The cheque, signed by ‘Tawhiao’, instructs Wi Pewhairangi to pay Henare Matanuku £500. It was found by a teenage girl in a derelict building at Maungakawa in south Waikato, one of King Tāwhiao’s residences in the late 19th century and the site of one of three known branches of the bank, which was in existence by 1886.
The Maungatautari Bank was one of several set up by Māori in the decades after the New Zealand Wars to handle the money they were receiving from land sales. The Kīngitanga (King Movement) operated at least two – the other was the Bank of Aotearoa, which in this context probably meant the territory held under the King’s mana. While the Maungatautari Bank didn’t issue its own currency, its cheques were useful for transferring funds between customers.

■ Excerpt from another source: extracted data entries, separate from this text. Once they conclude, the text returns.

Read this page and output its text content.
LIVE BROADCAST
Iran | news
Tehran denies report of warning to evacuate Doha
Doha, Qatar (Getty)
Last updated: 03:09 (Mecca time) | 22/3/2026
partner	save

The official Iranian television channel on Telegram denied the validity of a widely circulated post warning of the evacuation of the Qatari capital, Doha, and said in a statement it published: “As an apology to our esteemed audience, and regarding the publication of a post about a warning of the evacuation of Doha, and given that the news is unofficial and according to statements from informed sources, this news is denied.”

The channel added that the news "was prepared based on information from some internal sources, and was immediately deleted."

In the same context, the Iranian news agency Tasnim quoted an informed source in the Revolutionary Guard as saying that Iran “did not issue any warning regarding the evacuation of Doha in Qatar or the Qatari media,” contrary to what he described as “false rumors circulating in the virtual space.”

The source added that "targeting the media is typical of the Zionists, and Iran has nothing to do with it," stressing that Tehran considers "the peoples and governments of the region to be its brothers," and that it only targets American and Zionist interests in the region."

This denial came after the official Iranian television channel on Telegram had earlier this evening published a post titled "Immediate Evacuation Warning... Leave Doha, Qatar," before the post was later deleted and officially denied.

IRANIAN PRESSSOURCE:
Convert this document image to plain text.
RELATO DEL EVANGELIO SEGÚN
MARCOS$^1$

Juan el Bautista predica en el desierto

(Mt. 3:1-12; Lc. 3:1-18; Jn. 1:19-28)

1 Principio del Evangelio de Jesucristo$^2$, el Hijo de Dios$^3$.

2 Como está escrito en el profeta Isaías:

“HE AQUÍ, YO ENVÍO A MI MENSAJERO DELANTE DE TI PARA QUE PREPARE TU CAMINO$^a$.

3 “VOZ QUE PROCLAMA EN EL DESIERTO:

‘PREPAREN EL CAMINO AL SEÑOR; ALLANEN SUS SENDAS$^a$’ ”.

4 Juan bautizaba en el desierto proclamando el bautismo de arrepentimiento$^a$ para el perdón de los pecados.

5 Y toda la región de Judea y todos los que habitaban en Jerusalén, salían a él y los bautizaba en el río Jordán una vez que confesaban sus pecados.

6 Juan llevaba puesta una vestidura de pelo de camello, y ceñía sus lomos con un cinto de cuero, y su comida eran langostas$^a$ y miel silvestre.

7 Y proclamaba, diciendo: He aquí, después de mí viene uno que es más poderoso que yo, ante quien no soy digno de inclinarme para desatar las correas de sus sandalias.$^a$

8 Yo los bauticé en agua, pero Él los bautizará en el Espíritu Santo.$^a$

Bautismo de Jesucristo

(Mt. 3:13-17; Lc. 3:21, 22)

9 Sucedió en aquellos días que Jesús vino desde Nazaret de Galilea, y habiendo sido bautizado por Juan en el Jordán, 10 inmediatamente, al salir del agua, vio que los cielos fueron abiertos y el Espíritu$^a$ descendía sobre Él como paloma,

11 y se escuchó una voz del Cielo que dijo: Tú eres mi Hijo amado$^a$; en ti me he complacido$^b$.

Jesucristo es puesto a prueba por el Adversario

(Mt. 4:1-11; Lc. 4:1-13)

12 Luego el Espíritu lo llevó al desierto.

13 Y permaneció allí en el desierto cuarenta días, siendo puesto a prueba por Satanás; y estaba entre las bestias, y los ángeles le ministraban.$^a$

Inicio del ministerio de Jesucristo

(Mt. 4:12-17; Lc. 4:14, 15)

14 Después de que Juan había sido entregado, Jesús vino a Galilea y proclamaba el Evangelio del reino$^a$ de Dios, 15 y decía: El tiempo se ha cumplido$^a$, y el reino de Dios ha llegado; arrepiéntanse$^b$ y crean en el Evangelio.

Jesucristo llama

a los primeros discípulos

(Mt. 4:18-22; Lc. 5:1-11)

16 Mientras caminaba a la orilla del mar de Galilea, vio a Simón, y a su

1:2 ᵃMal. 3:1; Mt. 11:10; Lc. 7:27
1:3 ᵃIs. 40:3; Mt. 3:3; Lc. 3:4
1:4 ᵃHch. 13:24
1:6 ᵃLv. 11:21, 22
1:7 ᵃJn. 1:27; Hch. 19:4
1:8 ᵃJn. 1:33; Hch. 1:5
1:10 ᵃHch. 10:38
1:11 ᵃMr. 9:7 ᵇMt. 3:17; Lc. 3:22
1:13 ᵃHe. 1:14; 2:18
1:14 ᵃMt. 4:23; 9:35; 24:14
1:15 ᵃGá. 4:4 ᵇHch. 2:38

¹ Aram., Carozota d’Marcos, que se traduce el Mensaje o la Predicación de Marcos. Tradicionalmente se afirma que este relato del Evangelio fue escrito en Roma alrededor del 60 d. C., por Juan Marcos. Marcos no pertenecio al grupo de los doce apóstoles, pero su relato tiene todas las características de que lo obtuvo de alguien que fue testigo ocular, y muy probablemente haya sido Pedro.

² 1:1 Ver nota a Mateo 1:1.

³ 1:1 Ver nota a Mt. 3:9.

Though the man who is now remembered as Tāwhiao died in 1894, the date of this cheque does not suggest sharp practice. Successive Māori monarchs have taken on the names of their predecessors; King Mahuta was also known as Tāwhiao, and it was perfectly proper for he or his nominee to sign a cheque with this name.
[The article in Te Ao Hou, a journal published by the Maori Affairs Department in the mid-20th century, repeats a story about the Maungatautari Bank that goes back at least to 1891. It is largely fictional but provides an interesting insight into Pākehā attitudes towards Māori in the late 19th century.]